Farm Progress

Tile: Will It Pay For Itself, And How Can The Cost Be Covered?Tile: Will It Pay For Itself, And How Can The Cost Be Covered?

July 21, 2010

4 Min Read

For many Corn Belt farmers this is the third year of excessive moisture, or at least too much to expect a crop of optimum yield. Wet soils not only delay planting, but cause root deterioration of crops where water prevents uptake of essential oxygen. While the problems with moisture stem from excessive rainfall are there some tactics you can use to better manage the ponds in your fields? After all, three years of ponds cuts the yield average substantially.

Iowa State University Economist Don Hofstrand has created a Drainage Economics newsletter, which suggests that tile drainage be designed so the water table between the tile lines can be lowered within 24 hours after a rain to prevent crop injury. Agronomists report that after 48 hours in water corn roots will begin to die, and needless to say, that is a fatal development. Hofstrand says on the second day after a rain, the water table should be lowered a foot below the soil surface, and day three should bring the water table to 1.5 ft. below the surface.

While there are numerous patterns for drainage tile fields, Hofstrand says your investment should be based on whether higher crop returns will justify it. While secondary reasons include quicker drydown for fieldwork and a longer fieldwork window, he says consistent yields should be the top priority, because that allows for more efficient use of resources and reduces your financial risk. Beyond those economic conditions, there are numerous agronomic factors. But one of the major considerations is the fact that a good drainage system will increase the value of the land and drainage can be capitalized into the value of the land.

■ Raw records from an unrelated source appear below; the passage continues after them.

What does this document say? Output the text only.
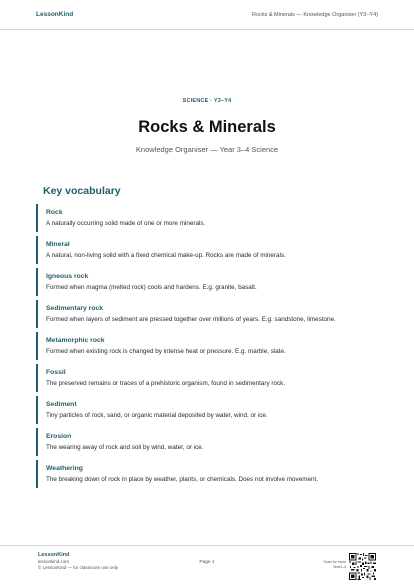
LessonKind	Rocks & Minerals — Knowledge Organiser (Y3–Y4)
SCIENCE · Y3–Y4
Rocks & Minerals
Knowledge Organiser — Year 3–4 Science
Key vocabulary
Rock
A naturally occurring solid made of one or more minerals.
Mineral
A natural, non-living solid with a fixed chemical make-up. Rocks are made of minerals.
Igneous rock
Formed when magma (melted rock) cools and hardens. E.g. granite, basalt.
Sedimentary rock
Formed when layers of sediment are pressed together over millions of years. E.g. sandstone, limestone.
Metamorphic rock
Formed when existing rock is changed by intense heat or pressure. E.g. marble, slate.
Fossil
The preserved remains or traces of a prehistoric organism, found in sedimentary rock.
Sediment
Tiny particles of rock, sand, or organic material deposited by water, wind, or ice.
Erosion
The wearing away of rock and soil by wind, water, or ice.
Weathering
The breaking down of rock in place by weather, plants, or chemicals. Does not involve movement.
LessonKind
lessonkind.com
© LessonKind — for classroom use only
Page 1	Scan for more Year3–4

He says the most difficult decision is computing the yield benefit, and then weighing it against the cost of the tile. A 10-bu. response for corn and a 4-bu. response from beans will both add about $35 revenue/acre, and that revenue amortized over a number of years will determine the value of tiling. Once an annual return is computed, consider the fact that yields and prices may both increase over time, so correcting the problem today will accelerate the payback. If the cost of tiling is $500/acre, Hofstrand says the payback period would be five years, if the increased yield has a $100 value. In addition to the cost of the tile, there will also be marginal increases in cost for more fertilizer, drying and storage, hauling and the maintenance of the drainage system.

If the cost is too high to tile your farm, or even an 80-acre field, Hofstrand suggests several alternatives to reduce the outlay. In addition to taking bids on the cost of tiling an entire field, he says the drainage can be designed at once, but installed in sections as funds are available. Also, determine how much money you can spend, and have a drainage system installed that will provide the most benefit for that amount of money.

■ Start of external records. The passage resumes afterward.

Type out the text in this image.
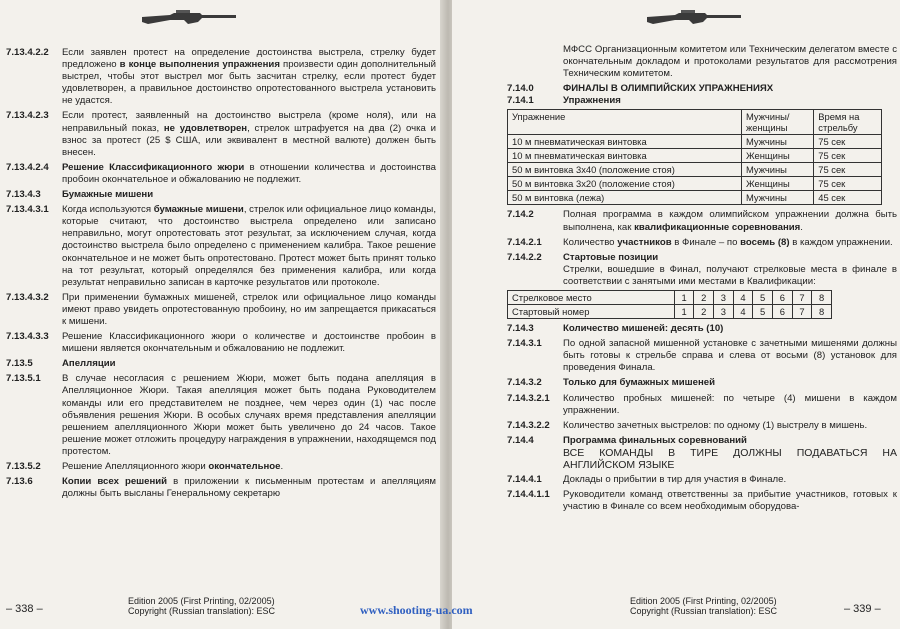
7.13.4.2.2	Если заявлен протест на определение достоинства выстрела, стрелку будет предложено в конце выполнения упражнения произвести один дополнительный выстрел, чтобы этот выстрел мог быть засчитан стрелку, если протест будет удовлетворен, а правильное достоинство опротестованного выстрела установить не удастся.
7.13.4.2.3	Если протест, заявленный на достоинство выстрела (кроме ноля), или на неправильный показ, не удовлетворен, стрелок штрафуется на два (2) очка и взнос за протест (25 $ США, или эквивалент в местной валюте) должен быть внесен.
7.13.4.2.4	Решение Классификационного жюри в отношении количества и достоинства пробоин окончательное и обжалованию не подлежит.
7.13.4.3	Бумажные мишени
7.13.4.3.1	Когда используются бумажные мишени, стрелок или официальное лицо команды, которые считают, что достоинство выстрела определено или записано неправильно, могут опротестовать этот результат, за исключением случая, когда достоинство выстрела было определено с применением калибра. Такое решение окончательное и не может быть опротестовано. Протест может быть принят только на тот результат, который определялся без применения калибра, или когда результат неправильно записан в карточке результатов или протоколе.
7.13.4.3.2	При применении бумажных мишеней, стрелок или официальное лицо команды имеют право увидеть опротестованную пробоину, но им запрещается прикасаться к мишени.
7.13.4.3.3	Решение Классификационного жюри о количестве и достоинстве пробоин в мишени является окончательным и обжалованию не подлежит.
7.13.5	Апелляции
7.13.5.1	В случае несогласия с решением Жюри, может быть подана апелляция в Апелляционное Жюри. Такая апелляция может быть подана Руководителем команды или его представителем не позднее, чем через один (1) час после объявления решения Жюри. В особых случаях время представления апелляции решением апелляционного Жюри может быть увеличено до 24 часов. Такое решение может отложить процедуру награждения в упражнении, находящемся под протестом.
7.13.5.2	Решение Апелляционного жюри окончательное.
7.13.6	Копии всех решений в приложении к письменным протестам и апелляциям должны быть высланы Генеральному секретарю
– 338 –
Edition 2005 (First Printing, 02/2005)
Copyright (Russian translation): ESC
МФСС Организационным комитетом или Техническим делегатом вместе с окончательным докладом и протоколами результатов для рассмотрения Техническим комитетом.
7.14.0	ФИНАЛЫ В ОЛИМПИЙСКИХ УПРАЖНЕНИЯХ
7.14.1	Упражнения
Упражнение	Мужчины/ женщины	Время на стрельбу
10 м пневматическая винтовка	Мужчины	75 сек
10 м пневматическая винтовка	Женщины	75 сек
50 м винтовка 3х40 (положение стоя)	Мужчины	75 сек
50 м винтовка 3х20 (положение стоя)	Женщины	75 сек
50 м винтовка (лежа)	Мужчины	45 сек
7.14.2	Полная программа в каждом олимпийском упражнении должна быть выполнена, как квалификационные соревнования.
7.14.2.1	Количество участников в Финале – по восемь (8) в каждом упражнении.
7.14.2.2	Стартовые позиции
Стрелки, вошедшие в Финал, получают стрелковые места в финале в соответствии с занятыми ими местами в Квалификации:
Стрелковое место	1	2	3	4	5	6	7	8
Стартовый номер	1	2	3	4	5	6	7	8
7.14.3	Количество мишеней: десять (10)
7.14.3.1	По одной запасной мишенной установке с зачетными мишенями должны быть готовы к стрельбе справа и слева от восьми (8) установок для проведения Финала.
7.14.3.2	Только для бумажных мишеней
7.14.3.2.1	Количество пробных мишеней: по четыре (4) мишени в каждом упражнении.
7.14.3.2.2	Количество зачетных выстрелов: по одному (1) выстрелу в мишень.
7.14.4	Программа финальных соревнований
ВСЕ КОМАНДЫ В ТИРЕ ДОЛЖНЫ ПОДАВАТЬСЯ НА АНГЛИЙСКОМ ЯЗЫКЕ
7.14.4.1	Доклады о прибытии в тир для участия в Финале.
7.14.4.1.1	Руководители команд ответственны за прибытие участников, готовых к участию в Финале со всем необходимым оборудова-
Edition 2005 (First Printing, 02/2005)
Copyright (Russian translation): ESC	– 339 –
www.shooting-ua.com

If the operator is separate from the owner, Hofstrand says the landowner typically pays for the tiling cost, since it increases the value of the land asset. However, that could justify a slightly higher rental rate charged to the operator. The incremental increase for cash rent could reflect that portion of a higher net income anticipated from the improved drainage, or a small percent of the cost of the tiling.

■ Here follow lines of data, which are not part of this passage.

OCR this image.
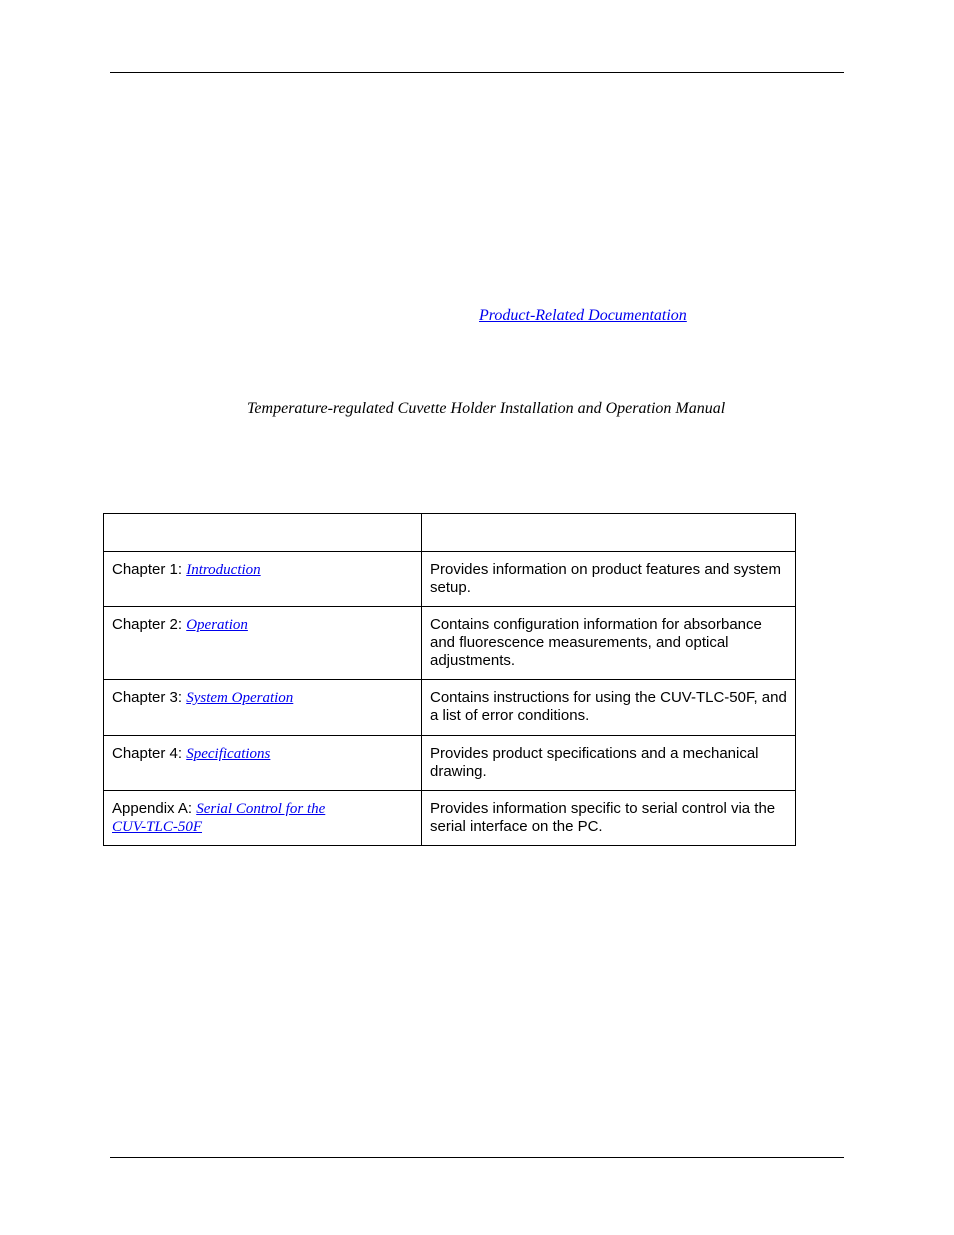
Product-Related Documentation
Temperature-regulated Cuvette Holder Installation and Operation Manual

Chapter 1: Introduction	Provides information on product features and system setup.
Chapter 2: Operation	Contains configuration information for absorbance and fluorescence measurements, and optical adjustments.
Chapter 3: System Operation	Contains instructions for using the CUV-TLC-50F, and a list of error conditions.
Chapter 4: Specifications	Provides product specifications and a mechanical drawing.
Appendix A: Serial Control for the
CUV-TLC-50F	Provides information specific to serial control via the serial interface on the PC.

If the operator pays for the tiling, there would be no justification for any rental increase, but the operator should be concerned that his investment will not be recouped, should he lose the lease on the farmland. Either a long-term lease could be negotiated, or have a series of one year leases, with a separate agreement that covers the cost of the tiling. The agreement buyout would decline over time as the cost of the tiling is paid off.

A shared strategy could also be developed with the use of a crop share lease, which would give a share of the additional yield to both the owner and the operator. The lease might also include a buyout, should the operator leave the farm earlier than the amortization period.

Drainage tile can more than pay for itself in short order with springs like the past several. It not only allows more timely fieldwork, but also helps an operator strive toward an optimum yield. Paying for the drainage tile is done with the increase in yield and the additional revenue generated. Typically landowners pay for tiling since it enhances the value of the land. Operators may be charged slightly higher cash rent in return for the improvements to the land. If operators have to pay for the tile themselves, agreements should be negotiated with the owner for a buyout, should the leasing period not cover the amortization period of the tile.